2.7. Statistical Analysis
2.7.1. Analysis of Variance
The data were analyzed using RStudio software (version 2022.07.1+554 “Spotted Wakerobin”). Data normality was verified using the Shapiro–Wilk and Royston tests, while the homogeneity of variances was assessed using Bartlett’s test. For data that did not meet the assumptions, transformations were applied using the “bestNormalize” package. One-way ANOVA was used to evaluate the nitrogen content in the leaves, followed by a quadratic regression analysis performed with the “stats” package. The corresponding graph was generated using the “dplyr” package.
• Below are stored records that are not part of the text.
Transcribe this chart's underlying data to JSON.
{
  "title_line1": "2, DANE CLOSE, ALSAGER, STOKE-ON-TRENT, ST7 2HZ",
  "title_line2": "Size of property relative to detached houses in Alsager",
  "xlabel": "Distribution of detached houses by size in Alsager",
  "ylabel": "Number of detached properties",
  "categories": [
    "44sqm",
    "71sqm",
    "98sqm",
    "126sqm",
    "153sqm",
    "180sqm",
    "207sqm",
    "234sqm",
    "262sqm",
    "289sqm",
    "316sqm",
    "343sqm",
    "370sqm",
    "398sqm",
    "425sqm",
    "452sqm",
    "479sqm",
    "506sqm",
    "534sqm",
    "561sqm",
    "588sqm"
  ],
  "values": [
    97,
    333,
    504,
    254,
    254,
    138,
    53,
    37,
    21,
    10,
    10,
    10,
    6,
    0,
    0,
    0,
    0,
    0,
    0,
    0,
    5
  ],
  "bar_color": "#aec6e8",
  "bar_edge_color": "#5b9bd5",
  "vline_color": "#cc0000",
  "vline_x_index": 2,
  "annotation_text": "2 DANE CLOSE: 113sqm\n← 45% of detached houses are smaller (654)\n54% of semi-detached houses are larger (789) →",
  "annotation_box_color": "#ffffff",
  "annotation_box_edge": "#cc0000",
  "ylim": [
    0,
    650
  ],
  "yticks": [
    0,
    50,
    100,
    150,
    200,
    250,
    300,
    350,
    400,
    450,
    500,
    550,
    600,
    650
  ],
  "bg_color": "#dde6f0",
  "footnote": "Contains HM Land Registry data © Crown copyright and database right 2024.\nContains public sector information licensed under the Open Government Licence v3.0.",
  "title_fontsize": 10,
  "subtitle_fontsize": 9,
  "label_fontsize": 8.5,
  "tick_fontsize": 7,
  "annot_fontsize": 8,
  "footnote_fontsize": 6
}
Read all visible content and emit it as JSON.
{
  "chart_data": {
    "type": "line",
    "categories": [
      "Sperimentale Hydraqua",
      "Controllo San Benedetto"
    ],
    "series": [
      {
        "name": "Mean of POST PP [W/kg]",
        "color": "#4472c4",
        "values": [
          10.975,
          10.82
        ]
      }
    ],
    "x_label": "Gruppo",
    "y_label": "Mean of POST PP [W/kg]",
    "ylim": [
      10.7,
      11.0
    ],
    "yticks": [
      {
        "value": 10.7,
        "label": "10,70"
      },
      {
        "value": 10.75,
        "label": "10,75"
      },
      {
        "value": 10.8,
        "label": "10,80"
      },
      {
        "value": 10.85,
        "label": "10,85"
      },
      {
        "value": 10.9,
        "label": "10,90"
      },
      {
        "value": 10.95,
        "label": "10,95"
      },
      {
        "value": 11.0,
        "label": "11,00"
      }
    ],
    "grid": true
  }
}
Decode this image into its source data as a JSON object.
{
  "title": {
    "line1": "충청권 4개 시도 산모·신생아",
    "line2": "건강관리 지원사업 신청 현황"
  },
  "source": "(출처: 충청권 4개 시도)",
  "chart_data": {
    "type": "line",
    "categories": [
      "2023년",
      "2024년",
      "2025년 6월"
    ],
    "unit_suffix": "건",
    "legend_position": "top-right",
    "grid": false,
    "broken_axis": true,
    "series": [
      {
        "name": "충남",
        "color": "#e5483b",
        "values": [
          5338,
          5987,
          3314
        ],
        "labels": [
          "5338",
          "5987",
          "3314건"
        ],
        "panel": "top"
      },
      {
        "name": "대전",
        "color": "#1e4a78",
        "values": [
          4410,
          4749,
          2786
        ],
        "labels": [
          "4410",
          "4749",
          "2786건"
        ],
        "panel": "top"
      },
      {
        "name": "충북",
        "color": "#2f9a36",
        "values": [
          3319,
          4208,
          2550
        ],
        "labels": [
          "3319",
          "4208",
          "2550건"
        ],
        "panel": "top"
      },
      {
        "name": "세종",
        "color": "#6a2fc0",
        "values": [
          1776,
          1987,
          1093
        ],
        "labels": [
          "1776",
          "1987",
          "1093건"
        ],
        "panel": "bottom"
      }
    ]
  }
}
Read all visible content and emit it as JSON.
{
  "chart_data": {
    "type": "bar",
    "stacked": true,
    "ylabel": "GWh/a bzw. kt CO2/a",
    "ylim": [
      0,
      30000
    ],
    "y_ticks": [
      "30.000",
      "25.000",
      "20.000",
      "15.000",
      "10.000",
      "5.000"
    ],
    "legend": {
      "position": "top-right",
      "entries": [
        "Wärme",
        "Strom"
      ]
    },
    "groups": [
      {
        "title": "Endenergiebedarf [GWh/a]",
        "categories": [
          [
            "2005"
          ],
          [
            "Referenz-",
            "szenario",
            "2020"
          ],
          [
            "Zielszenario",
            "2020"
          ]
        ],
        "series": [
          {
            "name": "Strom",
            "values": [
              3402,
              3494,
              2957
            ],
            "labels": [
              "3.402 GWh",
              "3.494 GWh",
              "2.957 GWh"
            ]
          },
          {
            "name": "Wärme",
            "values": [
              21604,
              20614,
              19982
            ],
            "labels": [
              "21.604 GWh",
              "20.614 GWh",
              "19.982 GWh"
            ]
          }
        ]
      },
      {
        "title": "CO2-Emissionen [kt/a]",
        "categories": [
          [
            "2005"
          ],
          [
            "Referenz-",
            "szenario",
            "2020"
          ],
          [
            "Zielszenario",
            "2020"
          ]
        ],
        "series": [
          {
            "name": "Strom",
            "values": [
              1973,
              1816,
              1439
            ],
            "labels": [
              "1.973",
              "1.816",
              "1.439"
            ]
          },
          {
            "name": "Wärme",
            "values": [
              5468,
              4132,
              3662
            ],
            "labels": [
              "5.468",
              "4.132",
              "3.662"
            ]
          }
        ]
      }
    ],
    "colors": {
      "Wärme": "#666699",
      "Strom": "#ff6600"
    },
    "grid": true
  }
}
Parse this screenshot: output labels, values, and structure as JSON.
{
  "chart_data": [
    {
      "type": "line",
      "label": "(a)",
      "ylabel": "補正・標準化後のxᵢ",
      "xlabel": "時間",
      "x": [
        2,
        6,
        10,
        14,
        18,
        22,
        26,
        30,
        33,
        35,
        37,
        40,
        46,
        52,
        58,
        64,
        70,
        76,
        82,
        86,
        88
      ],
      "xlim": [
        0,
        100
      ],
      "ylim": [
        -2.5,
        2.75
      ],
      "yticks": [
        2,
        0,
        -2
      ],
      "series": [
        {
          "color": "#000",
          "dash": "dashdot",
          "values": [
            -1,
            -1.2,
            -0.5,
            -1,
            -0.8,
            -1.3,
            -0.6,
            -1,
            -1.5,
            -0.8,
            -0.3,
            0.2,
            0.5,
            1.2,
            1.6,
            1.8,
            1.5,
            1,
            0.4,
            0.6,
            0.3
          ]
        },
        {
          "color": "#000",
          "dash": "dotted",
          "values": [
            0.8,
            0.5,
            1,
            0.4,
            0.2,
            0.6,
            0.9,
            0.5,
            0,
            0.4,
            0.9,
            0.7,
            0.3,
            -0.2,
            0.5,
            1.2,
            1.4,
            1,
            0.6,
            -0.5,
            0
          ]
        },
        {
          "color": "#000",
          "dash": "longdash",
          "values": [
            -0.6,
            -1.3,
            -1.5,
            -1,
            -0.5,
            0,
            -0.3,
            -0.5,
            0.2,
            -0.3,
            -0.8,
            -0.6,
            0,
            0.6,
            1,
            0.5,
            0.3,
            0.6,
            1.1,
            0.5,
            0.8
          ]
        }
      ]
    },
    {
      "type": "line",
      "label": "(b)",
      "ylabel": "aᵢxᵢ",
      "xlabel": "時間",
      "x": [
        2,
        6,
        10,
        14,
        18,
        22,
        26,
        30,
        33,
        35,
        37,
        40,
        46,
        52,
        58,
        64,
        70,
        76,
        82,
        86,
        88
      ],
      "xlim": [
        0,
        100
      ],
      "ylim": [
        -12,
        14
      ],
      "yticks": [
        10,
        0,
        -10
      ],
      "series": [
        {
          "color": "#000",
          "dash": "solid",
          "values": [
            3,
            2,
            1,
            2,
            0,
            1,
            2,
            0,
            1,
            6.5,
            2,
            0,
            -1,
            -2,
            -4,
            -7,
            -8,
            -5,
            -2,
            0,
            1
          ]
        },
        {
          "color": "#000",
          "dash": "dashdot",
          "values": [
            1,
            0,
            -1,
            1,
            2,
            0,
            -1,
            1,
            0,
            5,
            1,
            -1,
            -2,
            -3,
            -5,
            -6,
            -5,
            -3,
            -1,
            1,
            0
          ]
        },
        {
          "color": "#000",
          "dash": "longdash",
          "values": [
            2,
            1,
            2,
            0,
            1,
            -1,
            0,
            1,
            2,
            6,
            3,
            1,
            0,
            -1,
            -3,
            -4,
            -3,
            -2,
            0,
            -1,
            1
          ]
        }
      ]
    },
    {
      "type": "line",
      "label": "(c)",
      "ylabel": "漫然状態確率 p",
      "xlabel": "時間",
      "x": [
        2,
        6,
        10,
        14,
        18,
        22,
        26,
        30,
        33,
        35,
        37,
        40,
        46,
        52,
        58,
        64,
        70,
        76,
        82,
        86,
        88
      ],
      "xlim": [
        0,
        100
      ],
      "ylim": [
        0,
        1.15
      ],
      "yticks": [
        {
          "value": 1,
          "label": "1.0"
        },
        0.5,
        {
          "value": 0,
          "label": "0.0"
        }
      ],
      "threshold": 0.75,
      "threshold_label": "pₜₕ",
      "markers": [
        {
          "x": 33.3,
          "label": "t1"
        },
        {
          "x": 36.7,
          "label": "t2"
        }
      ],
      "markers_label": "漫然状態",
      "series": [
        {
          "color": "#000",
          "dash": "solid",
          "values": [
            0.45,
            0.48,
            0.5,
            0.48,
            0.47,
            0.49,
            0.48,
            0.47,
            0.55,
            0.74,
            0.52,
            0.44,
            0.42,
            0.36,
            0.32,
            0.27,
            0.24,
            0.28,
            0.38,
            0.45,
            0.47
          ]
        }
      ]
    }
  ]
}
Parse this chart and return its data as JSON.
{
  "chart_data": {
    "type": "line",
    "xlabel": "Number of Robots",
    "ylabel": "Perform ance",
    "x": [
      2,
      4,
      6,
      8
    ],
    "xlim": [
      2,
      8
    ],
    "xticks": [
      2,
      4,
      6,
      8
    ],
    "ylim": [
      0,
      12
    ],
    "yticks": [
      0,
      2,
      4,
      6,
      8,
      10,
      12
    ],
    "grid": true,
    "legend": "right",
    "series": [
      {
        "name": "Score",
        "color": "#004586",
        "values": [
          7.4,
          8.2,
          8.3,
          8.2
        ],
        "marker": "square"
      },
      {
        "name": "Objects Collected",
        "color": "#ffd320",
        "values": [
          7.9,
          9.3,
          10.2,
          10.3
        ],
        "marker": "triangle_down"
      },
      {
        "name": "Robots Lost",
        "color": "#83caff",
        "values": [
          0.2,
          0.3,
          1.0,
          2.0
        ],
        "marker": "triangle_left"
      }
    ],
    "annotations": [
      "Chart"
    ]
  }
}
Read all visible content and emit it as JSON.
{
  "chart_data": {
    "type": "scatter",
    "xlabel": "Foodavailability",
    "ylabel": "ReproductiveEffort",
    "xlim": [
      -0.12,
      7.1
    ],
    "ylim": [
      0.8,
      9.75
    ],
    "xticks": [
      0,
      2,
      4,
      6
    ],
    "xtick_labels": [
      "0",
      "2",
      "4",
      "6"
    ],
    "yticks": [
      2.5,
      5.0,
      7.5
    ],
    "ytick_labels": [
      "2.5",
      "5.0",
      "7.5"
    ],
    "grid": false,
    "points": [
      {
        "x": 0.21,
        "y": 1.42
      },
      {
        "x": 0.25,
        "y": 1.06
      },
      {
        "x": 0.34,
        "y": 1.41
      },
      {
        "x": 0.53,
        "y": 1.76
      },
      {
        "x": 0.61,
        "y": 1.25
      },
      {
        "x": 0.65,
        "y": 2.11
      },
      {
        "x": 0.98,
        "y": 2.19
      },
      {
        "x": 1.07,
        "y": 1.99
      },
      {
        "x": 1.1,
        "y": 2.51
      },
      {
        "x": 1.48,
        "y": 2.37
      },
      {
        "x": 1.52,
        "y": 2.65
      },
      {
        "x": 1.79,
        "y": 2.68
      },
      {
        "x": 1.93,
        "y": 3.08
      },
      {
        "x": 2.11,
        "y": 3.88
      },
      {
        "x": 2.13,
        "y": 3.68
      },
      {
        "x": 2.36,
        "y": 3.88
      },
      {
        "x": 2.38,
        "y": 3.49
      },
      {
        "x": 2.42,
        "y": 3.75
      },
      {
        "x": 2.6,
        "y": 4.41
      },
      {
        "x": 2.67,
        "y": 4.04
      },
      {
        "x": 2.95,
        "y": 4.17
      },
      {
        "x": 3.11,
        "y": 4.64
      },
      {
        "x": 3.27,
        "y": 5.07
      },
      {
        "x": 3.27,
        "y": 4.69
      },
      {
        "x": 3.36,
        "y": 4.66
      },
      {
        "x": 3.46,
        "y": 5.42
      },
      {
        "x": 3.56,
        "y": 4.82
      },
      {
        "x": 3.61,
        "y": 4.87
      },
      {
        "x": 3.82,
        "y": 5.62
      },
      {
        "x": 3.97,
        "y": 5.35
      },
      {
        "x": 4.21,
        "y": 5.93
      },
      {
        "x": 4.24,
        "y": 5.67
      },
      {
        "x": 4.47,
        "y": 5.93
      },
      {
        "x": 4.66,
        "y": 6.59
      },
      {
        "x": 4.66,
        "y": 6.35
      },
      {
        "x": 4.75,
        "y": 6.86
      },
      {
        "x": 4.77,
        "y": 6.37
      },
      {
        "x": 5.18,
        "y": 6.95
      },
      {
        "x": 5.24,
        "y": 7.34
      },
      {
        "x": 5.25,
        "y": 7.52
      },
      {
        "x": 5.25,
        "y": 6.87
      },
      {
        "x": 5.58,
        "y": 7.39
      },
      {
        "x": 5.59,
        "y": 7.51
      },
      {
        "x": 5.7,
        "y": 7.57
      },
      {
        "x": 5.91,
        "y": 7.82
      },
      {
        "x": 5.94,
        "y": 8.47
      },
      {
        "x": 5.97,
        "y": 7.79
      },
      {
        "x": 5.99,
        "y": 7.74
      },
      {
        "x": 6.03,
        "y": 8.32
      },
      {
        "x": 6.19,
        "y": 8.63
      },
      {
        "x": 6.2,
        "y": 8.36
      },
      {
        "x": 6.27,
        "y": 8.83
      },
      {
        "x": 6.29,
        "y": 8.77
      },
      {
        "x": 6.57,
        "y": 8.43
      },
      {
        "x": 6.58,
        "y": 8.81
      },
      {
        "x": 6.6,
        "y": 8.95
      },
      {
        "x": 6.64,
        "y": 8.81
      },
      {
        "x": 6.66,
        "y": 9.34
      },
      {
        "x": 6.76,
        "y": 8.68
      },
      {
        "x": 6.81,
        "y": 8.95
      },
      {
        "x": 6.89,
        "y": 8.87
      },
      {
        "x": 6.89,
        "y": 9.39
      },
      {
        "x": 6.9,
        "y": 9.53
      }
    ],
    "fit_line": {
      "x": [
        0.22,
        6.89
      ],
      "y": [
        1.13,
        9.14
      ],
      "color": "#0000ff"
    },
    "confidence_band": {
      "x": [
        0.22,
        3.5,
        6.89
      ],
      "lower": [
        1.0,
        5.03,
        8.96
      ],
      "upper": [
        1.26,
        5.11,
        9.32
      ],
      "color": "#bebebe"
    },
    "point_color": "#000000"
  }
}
Two-way ANOVA was applied to assess the effects of nitrogen doses (NDs) and remote sensing platforms (RSPs) on vegetation indices (VIs). Three phenological stages of the maize crop were analyzed (V7, VT, and the reproductive stages R3, R4, and R5, which were analyzed together), allowing for a comprehensive comparison of the variables throughout the plant’s development. When significant differences were observed, the Least Significant Difference (LSD) multiple comparison test was applied at a 5% significance level.
2.7.2. Principal Component Analysis and Pearson Correlation
Principal component analysis (PCA) was used to reduce data dimensionality and identify relevant patterns among the variables. The analyses were carried out using RStudio software, version 2022.07.1+554 “Spotted Wakerobin”, with the statistical packages “FactoMineR” and “factoextra”, which enabled the extraction and visualization of quantitative and categorical variables. Additionally, Pearson’s correlation was calculated using the same variables, with the aid of the “corrplot” package.